When employers say they can’t find or retain talent, they often blame skills gaps or shifting workplace expectations. But what if the real answer is already here? Single mothers in the workforce represent one of the largest and most overlooked segments of American labor. Instead of viewing them through a social services lens, experts argue it’s time to treat them as essential economic contributors. The question isn’t whether they’re ready for opportunity. It’s whether the system is designed to include them.
According to Chastity Lord, president and CEO of the Jeremiah Program, the issue is structural—not personal. She points to the “feminization of poverty,” where women are overrepresented in low-wage sectors like retail, hospitality, and childcare. These jobs often offer flexibility, but at the cost of predictable income, paid leave, and long-term advancement. Missed shifts mean lost wages, and repeated absences can mean termination. For single mothers balancing caregiving responsibilities alone, the margin for error is razor thin. Economic instability, in this context, is less about ambition and more about architecture.
Layer in the absence of federally mandated paid parental leave, and setbacks compound quickly. A hospital bill doesn’t get split between two incomes. Time away from work often means no pay at all. Without national childcare infrastructure, even small disruptions can trigger financial freefall. In 2026, the Jeremiah Program plans to convene hundreds of mothers and thousands of virtual participants in Boston to focus on career mobility and systemic reform.

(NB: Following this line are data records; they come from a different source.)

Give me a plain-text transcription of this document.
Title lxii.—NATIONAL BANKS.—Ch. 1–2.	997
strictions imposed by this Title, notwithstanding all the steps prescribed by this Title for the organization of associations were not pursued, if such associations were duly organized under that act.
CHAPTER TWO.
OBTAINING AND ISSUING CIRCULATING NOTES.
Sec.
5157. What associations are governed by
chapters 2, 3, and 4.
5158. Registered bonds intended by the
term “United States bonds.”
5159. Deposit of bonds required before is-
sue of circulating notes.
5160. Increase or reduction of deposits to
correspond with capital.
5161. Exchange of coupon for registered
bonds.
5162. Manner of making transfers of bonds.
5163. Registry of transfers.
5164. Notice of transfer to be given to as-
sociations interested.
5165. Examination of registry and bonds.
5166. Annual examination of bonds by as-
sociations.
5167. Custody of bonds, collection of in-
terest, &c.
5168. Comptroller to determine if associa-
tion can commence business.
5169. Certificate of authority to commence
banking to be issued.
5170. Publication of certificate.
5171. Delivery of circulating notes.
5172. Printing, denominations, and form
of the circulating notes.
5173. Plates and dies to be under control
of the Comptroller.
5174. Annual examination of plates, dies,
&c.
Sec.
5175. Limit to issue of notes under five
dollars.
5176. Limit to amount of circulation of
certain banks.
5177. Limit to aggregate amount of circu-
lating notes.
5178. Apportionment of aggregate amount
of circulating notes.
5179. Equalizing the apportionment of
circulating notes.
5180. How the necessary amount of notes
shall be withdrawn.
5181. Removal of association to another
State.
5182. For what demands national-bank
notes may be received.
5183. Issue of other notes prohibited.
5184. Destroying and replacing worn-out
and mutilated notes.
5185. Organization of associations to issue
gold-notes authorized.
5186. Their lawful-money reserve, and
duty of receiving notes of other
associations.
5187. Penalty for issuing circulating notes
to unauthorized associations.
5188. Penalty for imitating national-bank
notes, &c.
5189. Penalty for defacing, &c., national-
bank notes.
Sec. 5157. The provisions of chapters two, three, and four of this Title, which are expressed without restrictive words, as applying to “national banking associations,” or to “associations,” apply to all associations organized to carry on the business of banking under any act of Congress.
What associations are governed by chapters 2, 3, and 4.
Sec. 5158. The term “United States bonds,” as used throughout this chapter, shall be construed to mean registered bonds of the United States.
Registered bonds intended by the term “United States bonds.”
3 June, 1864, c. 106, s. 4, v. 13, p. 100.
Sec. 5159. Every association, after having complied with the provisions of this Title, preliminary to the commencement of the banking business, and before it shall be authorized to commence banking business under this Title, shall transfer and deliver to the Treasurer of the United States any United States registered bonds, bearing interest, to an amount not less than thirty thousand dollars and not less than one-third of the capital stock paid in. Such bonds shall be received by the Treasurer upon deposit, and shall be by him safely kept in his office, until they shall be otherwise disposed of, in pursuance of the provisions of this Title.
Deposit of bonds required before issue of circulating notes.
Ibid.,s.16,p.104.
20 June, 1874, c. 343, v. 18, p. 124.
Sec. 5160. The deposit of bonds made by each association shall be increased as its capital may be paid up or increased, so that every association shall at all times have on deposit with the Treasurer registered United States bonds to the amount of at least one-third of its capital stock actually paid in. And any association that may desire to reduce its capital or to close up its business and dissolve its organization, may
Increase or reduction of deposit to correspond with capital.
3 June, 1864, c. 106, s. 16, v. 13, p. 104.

The goal isn’t charity—it’s economic participation at scale.
The United States does have a childcare subsidy system through the Child Care Development Fund, but it reaches only a fraction of eligible families. Limited funding means most single mothers rely on the private market, where childcare averages roughly $12,000 annually. For many households, that’s close to a third of total income before rent, transportation, or healthcare. And the expenses don’t stop when a child starts school. Afterschool programs, holidays, and summer breaks introduce new financial strain.
The logistical paradox is clear: you need a job to afford childcare, but you need childcare to get a job. This isn’t a motivation gap. It’s a structural barrier. When policymakers frame underemployment as a personal failing, they miss how system design dictates outcomes. Childcare, in this light, isn’t a lifestyle perk. It’s economic infrastructure.
Nearly one in three U.S. households is led by a single parent, with women heading the majority of those homes. A significant portion live at or below the poverty line, not because they lack drive, but because work structures assume employees have backup support. Many organizations still design roles around predictable schedules and financial cushions. That assumption excludes millions of capable workers.
Some companies are starting to adjust. Ulta Beauty, whose workforce includes many hourly women employees, offers emergency financial assistance with zero-interest loans to cover unexpected disruptions. A flat tire or sudden childcare gap can mean a missed shift—and cascading losses. Meanwhile, New York Life has tailored messaging to single parents, reframing life insurance as a strategic necessity rather than a luxury. These shifts recognize reality instead of ignoring it.
Retention conversations often center on quarterly performance. But careers are long-term commitments. When companies fail to account for caregiving realities, turnover becomes expensive. Recruitment, onboarding, and retraining costs quickly outweigh the investment required to support stability. Flexible scheduling, emergency assistance, and childcare partnerships aren’t perks—they’re retention strategies.
Research consistently shows that inclusive design improves engagement and productivity. When employees feel structurally supported, performance follows. Treating single mothers as a workforce asset strengthens entire organizations. It also builds economic resilience beyond the workplace.
There’s a persistent myth that supporting single mothers is a feel-good initiative rather than a business imperative. Leaders like Lord argue the opposite. Budgets reveal priorities. Where companies allocate resources signals what—and who—they value. Designing for families improves retention, engagement, and community impact.
The broader consequences matter too. Economic instability doesn’t stop with the parent. It affects children and neighborhoods, multiplying harm across generations. But when single mothers thrive, the benefits ripple outward just as powerfully. Investing in childcare and inclusive workforce policies isn’t social engineering. It’s economic strategy.
If single mothers already make up a substantial portion of the labor force, and if childcare remains a primary barrier to stable employment, then the debate shifts. The issue isn’t whether they belong in leadership pipelines or growth sectors. It’s why systems continue to operate as if they don’t exist.
Reframing childcare as infrastructure—and single mothers as the workforce powerhouse they already are—could redefine talent strategy in an economy that claims it can’t find workers. The opportunity is here. The only question left is who will design for it.